Friday, April 29, 2005

Analogy, Schmanalogy

In Thursday's Wall Street Journal (subscription req'd), Harvard education thinkologists Martin R. West and Paul E. Peterson use a sleazy analogy in their op-ed attacking the National Education Association. Blasting NEA for its lawsuit challenging the federal No Child Left Behind (NCLB) Act, West and Peterson write:
[NEA], its affiliates in 10 states, and a ragbag of school districts have just filed a federal lawsuit alleging that [NCLB] is an unfunded mandate. If the NEA's complaints sound hauntingly familiar, it's because Americans have heard them before -- 40 years ago, when Southern segregationists did their best to evade the desegregationist requirements of Lyndon Johnson's original law offering federal aid for education.
There's one glaring difference that West and Peterson chose to leave out.

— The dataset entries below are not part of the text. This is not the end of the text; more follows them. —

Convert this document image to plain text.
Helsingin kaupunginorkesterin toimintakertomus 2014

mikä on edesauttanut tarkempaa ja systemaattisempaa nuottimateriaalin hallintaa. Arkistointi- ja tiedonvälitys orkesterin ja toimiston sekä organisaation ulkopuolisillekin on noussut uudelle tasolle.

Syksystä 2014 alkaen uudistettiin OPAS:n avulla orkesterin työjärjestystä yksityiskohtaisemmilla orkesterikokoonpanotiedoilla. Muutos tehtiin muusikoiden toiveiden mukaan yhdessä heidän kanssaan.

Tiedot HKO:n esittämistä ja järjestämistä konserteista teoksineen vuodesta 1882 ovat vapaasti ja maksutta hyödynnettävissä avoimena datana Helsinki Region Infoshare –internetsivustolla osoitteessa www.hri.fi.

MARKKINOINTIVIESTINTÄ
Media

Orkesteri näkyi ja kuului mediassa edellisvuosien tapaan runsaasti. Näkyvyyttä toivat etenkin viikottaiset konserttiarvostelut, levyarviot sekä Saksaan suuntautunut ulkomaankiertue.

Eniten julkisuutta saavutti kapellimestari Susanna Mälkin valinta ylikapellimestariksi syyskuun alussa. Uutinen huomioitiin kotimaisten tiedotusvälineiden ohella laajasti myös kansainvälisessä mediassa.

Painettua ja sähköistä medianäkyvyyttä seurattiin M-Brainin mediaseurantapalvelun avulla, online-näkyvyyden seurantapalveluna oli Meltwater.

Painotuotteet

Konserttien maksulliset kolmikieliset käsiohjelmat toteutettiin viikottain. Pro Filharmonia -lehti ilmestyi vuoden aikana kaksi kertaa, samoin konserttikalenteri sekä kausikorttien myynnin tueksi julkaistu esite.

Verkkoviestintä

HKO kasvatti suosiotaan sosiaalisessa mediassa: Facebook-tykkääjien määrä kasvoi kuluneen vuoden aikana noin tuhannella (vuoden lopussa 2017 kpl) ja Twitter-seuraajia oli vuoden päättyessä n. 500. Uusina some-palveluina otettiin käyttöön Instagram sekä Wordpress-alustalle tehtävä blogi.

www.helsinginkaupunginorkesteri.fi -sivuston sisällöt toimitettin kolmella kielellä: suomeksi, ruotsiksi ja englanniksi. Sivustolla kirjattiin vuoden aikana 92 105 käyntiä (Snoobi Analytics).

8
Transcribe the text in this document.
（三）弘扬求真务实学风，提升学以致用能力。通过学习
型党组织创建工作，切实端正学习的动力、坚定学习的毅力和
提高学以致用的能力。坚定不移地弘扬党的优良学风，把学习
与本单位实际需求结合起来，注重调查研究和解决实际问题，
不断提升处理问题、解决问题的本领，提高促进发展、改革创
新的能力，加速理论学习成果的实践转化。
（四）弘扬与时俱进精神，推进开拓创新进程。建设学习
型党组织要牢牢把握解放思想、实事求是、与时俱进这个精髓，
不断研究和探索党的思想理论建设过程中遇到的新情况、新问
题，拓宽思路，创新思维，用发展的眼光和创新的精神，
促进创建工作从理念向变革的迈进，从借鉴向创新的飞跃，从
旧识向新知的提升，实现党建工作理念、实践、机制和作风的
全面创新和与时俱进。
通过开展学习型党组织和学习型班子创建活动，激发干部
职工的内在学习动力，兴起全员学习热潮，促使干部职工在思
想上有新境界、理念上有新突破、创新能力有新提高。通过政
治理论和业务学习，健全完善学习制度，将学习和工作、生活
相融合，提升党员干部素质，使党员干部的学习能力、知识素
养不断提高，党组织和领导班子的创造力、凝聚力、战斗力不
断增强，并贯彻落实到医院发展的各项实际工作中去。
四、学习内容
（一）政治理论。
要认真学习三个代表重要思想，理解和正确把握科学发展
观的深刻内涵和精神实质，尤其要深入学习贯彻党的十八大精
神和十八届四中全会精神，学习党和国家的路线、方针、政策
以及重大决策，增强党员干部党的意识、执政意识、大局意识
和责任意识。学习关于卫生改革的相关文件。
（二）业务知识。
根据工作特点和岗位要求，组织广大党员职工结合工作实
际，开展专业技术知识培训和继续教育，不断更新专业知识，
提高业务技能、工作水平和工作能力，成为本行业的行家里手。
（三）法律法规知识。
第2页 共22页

Segregationist leaders opposed the spirit and the intent of federal laws that advanced desegregation and equal opportunity in education. There were no ifs, ands or buts about it.

When NCLB was first proposed, NEA never opposed the bill. Indeed, in May 2001, NEA sent a letter to House members stating that the educational union "supports the bill's increased emphasis on assisting low-performing schools but has some concerns on specific provisions." Those concerns included funding for: educational services for students with disabilities (in the 1970s, Congress had set full federal funding as a goal); smaller class sizes; and school building repairs.

In late 2001, NEA tried to get these concerns addressed by the conference committee, but without success. Even then, the union never took a "no" position on NCLB. Bush signed the measure into law in January 2002. In January 2003, NEA released this statement:
"While we have always supported the intent of [NCLB], on its one-year anniversary it only makes sense to step back and see how this legislation can be improved," said NEA President Reg Weaver.
The main way that NEA wanted to improve the law was to secure full federal funding. When segregationists raised the issue of full funding in the 1960s, it was nothing but a red herring -- and West and Peterson know it. For these two men to compare the NEA's position on NCLB in 2005 with segregationists' position on education bills in the '60s is insulting and ridiculous.

NEA's president doesn't look like a "closet segregationist" to me, but, then again, I'm not Peterson or West.